Abstract
The emergence of antibiotic-resistant bacteria has become a serious threat to human health and continues to account for high rates of mortality. Thus, many studies have been conducted to improve conventional antimicrobial agents. Currently nanoparticles (NPs) are deemed as potent antibacterial agents with the ability to enhance the antimicrobial activity of various antibacterial products. This study was aimed at assessing the ability of naturally occurring and synthetic heterocyclic compounds to cap metallic nanoparticles and to evaluate their antibacterial potency against gram- negative bacteria.

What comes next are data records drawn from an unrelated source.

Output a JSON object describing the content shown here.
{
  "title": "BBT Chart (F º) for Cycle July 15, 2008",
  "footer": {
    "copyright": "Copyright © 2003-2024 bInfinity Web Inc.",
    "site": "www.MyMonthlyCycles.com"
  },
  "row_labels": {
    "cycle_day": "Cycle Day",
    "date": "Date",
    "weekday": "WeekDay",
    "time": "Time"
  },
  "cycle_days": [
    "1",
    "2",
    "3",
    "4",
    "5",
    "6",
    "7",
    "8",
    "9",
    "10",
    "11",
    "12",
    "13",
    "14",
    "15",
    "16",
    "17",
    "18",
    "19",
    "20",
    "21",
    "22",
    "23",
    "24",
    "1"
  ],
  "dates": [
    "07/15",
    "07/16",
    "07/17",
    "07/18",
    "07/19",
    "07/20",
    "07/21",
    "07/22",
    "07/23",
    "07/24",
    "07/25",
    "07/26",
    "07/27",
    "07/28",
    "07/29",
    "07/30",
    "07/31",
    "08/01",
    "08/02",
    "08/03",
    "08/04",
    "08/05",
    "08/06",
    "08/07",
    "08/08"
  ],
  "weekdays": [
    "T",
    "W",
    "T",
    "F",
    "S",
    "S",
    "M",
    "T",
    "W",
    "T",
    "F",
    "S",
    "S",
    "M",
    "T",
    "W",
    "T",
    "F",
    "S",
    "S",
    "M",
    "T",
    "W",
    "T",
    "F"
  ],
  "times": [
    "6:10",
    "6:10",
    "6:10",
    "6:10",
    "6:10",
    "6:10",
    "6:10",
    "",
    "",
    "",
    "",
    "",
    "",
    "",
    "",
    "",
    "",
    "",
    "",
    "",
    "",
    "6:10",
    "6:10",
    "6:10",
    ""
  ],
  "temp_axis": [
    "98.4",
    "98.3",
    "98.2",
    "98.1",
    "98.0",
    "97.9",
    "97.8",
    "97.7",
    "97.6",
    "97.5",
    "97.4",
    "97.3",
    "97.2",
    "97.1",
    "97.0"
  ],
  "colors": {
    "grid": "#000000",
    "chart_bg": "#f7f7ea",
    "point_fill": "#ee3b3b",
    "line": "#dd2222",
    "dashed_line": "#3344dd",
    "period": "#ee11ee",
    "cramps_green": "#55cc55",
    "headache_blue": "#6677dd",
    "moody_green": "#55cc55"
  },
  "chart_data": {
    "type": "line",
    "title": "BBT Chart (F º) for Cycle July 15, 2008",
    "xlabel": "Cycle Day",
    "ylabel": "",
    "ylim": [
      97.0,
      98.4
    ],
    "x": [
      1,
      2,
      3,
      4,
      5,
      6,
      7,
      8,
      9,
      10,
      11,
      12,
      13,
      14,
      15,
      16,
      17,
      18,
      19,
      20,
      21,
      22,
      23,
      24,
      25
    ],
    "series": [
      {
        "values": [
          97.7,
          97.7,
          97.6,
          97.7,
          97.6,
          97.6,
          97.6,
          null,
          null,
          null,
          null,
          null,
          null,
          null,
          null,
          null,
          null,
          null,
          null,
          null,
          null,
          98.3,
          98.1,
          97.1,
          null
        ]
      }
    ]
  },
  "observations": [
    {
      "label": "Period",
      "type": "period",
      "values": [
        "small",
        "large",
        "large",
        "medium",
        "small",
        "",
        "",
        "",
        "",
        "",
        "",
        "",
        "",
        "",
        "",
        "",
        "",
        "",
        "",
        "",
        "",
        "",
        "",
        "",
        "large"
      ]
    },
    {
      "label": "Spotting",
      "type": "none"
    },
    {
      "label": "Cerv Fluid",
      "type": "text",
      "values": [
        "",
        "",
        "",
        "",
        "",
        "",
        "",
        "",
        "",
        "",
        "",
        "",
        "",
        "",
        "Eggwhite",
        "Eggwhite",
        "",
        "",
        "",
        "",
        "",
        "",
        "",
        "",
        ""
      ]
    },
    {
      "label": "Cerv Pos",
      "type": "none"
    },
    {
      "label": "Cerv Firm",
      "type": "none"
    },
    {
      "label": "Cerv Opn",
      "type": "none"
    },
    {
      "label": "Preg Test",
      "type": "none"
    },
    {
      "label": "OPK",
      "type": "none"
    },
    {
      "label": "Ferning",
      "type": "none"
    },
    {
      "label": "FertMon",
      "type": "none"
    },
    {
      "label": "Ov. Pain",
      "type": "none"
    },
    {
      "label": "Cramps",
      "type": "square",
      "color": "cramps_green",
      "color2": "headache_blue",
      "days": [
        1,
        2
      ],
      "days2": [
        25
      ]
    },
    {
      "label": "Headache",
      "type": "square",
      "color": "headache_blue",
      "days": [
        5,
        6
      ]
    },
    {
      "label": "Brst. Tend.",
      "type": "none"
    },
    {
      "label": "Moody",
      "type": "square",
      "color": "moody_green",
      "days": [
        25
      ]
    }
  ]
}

To achieve the aim, gold (Au), and silver (Ag) nanoparticles, capped with novel naturally occurring and synthetic heterocycles were synthesized. All the synthesized nanoparticles were then characterized using: Ultraviolet-visible spectroscopy (UV– Vis), Dynamic Light Scattering (DLS), Fourier transform infrared (FTIR), Transmission Electron Microscopy (TEM) and Energy Dispersive x-ray Spectroscopy (EDS). Post characterization, a resazurin rapid screening test was used to evaluate the antibacterial potency of all the materials against six gram-negative bacterial strains (Proteus vulgaris, Klebsiella oxytoca, Pseudomonas aeruginosa, Proteus mirabilis; Escherischia coli and Klebsiella pneumonia).
The outcomes of this study demonstrate the feasibility of using both naturally occurring and synthetic heterocyclic compounds as capping agents of AuNPs and AgNPs to fulfil the growing demand for rapid, convenient, and non-hazardous NPs.This results further shows that these types of nanoparticles are potent against gram-negative bacteria. Moreover, this study demonstrates the ability of nanoparticles to potentiate the activity of heterocyclic compounds against some of the tested strains. For future recommendation, an In vivo cytotoxic effect of the AuNPs and AgNPs capped with naturally occurring and synthetic heterocycles should be assessed in an animal model for establishing the true cytotoxic activity in a living system.
Keywords: Antibiotic resistance, heterocyclic compounds, and metallic nanoparticles.